Being a Twin 'Tweener

When twins grow into their preteen years, they begin to have issues related to both aspects of their life – being a twin and becoming a teen. So how does a twin 'tweener develop a sense of personal identity?

"As a twin, you have a lot to deal with," says Kohl. "There are twin myths, twin stereotypes and twin expectations. There are also plenty of twin frustrations that can occur on a daily basis. Fortunately, the frustrations are fairly common, and twins quickly learn to handle them."

Ask any parent of a preteen, and you will hear stories of emotions raging, hormones developing and rebellion rearing its ugly head – and that's just with one child. Add in the "fun" of being a twin, and these parents should be eligible for hazard pay.

"One of the biggest temptations for twins, hands down, has got to be in academics," says Kohl. "After all, if one of the twins is strong in a subject and the other twin is strong in another subject, the logical thing to do would be to help each other out – in whatever way you can. After all, twins can look alike and sound exactly alike. If they dress alike, that's even better. What an opportunity!"

But inevitably, competitiveness between the pair will rear its ugly head. "Competition among siblings, though often subtle, is a normal part of family life," says Kohl. "Brothers and sisters often compete for everything from love and attention to praise and rewards. Often the competition is not openly recognized or acknowledged but instead subtly permeates family dynamics. Twins are no exception to the competition rule. Most will admit they are very competitive, and their competitiveness extends to sports, school, business, romance and other areas of life."

Being a parent is a difficult, but rewarding job. With the right support system, being a parent of a preteen or a twin – or a set of preteen twins – can be twice as nice and just as rewarding. "Rearing twins is hard," says Kohl. "I had the help of a very supportive and hard-working husband and my parents. Still, I needed the support of other women who had gone through the same experience. [The National Organization of Mothers of Twins Clubs] gave me moral support and advice, which I still use to this day.
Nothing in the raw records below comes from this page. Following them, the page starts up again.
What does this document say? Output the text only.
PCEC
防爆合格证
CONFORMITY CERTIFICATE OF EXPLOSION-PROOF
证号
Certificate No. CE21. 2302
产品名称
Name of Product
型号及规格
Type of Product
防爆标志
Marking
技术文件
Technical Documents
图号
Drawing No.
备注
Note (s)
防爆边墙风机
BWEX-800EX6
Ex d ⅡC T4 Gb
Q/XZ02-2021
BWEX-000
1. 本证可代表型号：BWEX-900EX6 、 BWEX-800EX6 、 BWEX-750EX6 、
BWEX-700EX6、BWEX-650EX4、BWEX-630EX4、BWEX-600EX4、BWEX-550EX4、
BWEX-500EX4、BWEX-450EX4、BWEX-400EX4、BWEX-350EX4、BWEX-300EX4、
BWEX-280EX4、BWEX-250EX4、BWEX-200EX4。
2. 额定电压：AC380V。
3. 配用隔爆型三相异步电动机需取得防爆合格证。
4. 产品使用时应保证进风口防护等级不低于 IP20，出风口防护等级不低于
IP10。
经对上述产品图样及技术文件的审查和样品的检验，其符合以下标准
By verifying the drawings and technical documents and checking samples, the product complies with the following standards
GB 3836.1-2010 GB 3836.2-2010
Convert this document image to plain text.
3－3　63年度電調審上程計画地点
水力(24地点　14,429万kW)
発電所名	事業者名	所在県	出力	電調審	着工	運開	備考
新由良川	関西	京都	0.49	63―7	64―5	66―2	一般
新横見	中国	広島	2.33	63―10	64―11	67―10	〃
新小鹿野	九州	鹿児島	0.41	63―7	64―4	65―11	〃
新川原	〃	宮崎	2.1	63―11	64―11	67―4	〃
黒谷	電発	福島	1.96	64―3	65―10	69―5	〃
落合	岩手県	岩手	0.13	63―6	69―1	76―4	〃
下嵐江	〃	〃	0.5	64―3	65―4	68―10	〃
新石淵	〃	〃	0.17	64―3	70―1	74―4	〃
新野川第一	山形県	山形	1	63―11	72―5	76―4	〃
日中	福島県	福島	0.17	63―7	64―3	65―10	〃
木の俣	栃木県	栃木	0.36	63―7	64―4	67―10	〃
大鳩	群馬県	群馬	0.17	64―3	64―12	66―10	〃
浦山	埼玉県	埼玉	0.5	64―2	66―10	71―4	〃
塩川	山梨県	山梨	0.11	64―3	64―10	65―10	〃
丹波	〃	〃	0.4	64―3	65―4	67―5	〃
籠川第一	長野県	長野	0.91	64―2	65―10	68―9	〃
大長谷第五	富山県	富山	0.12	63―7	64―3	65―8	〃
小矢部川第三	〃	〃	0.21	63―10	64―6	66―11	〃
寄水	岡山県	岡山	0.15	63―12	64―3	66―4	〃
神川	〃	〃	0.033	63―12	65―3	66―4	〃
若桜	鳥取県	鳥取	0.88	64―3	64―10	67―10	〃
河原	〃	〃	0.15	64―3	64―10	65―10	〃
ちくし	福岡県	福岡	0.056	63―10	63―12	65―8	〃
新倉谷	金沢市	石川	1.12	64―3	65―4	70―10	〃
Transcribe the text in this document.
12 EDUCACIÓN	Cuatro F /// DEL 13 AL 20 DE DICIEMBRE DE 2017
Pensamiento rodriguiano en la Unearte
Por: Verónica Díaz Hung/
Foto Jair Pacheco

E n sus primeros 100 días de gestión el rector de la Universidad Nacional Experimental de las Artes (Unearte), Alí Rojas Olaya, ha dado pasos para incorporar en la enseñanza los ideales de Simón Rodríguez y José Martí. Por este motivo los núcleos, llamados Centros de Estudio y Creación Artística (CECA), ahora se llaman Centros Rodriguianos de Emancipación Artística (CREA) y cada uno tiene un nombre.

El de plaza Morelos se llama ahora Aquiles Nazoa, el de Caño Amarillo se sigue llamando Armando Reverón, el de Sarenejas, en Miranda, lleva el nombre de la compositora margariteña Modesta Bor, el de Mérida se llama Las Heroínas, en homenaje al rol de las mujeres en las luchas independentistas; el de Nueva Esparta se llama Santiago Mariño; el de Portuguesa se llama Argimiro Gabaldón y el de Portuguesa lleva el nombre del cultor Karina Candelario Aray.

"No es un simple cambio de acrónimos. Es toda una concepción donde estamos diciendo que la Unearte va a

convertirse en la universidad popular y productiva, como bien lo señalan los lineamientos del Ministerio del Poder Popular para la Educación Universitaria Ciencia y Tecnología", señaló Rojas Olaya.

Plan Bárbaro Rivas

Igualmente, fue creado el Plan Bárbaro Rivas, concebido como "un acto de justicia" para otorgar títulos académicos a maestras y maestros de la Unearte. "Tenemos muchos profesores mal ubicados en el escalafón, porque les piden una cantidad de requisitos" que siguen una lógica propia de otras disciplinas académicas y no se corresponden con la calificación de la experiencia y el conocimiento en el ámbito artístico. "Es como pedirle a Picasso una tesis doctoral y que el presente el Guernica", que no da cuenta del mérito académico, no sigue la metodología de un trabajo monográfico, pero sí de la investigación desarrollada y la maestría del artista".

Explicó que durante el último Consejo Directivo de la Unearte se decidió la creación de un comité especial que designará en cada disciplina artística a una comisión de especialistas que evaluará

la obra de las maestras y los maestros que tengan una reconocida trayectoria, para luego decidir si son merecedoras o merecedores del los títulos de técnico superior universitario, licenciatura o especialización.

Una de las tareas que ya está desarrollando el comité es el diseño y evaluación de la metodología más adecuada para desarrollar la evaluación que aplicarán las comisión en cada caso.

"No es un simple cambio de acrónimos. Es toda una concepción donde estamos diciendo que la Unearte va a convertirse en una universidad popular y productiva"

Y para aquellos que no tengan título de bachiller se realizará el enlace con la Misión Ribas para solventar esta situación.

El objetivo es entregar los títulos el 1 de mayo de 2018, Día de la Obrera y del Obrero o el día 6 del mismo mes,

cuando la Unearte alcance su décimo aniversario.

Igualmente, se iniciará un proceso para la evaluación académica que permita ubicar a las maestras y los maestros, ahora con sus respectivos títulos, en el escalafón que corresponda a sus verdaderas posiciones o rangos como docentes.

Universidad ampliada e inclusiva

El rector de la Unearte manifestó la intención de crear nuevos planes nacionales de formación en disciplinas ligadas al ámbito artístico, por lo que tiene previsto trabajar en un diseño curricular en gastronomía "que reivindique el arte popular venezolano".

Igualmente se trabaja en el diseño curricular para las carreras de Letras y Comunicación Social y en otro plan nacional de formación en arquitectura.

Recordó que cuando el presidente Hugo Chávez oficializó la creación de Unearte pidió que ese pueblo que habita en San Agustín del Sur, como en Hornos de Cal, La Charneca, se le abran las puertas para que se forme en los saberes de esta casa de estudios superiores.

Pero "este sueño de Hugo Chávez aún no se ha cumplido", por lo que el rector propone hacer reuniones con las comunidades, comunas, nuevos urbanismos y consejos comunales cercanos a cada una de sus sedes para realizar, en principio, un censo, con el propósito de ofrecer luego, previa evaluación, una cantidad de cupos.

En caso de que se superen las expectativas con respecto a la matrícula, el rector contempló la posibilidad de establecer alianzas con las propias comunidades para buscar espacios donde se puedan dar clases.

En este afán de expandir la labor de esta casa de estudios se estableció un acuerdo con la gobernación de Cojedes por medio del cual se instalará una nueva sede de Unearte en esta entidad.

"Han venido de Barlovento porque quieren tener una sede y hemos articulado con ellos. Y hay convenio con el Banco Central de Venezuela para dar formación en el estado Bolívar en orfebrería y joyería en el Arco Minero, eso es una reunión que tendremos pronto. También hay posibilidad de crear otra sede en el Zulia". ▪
I think that anyone, in any stage of rearing these precious people, should investigate the Mothers of Twins Clubs."

Dos and Don'ts of Parenting a Preteen Pair

According to Susan Kohl, author of Twin Stories: Their Mysterious and Unique Bond, following a few simple guidelines can help in parenting preteen twins.

Do:

  • Encourage twins to cultivate their distinct personalities and interests.
  • Spend time with each twin individually and separately.
  • Acknowledge each twin's individual accomplishments.
  • Plan at least one visit to the Twins Days Festival in Twinsburg, Ohio.
  • Celebrate their unique and wondrous bond.

Don't:

  • Label your children as "the twins" or blend their names together to form one name (such as Rhonannie for Rhonda and Annie).
  • Always compare them to one another.
  • Give them the good twin/bad twin scenario.
  • Limit them to activities in which they both must take part or participate.
  • Treat them differently from other siblings.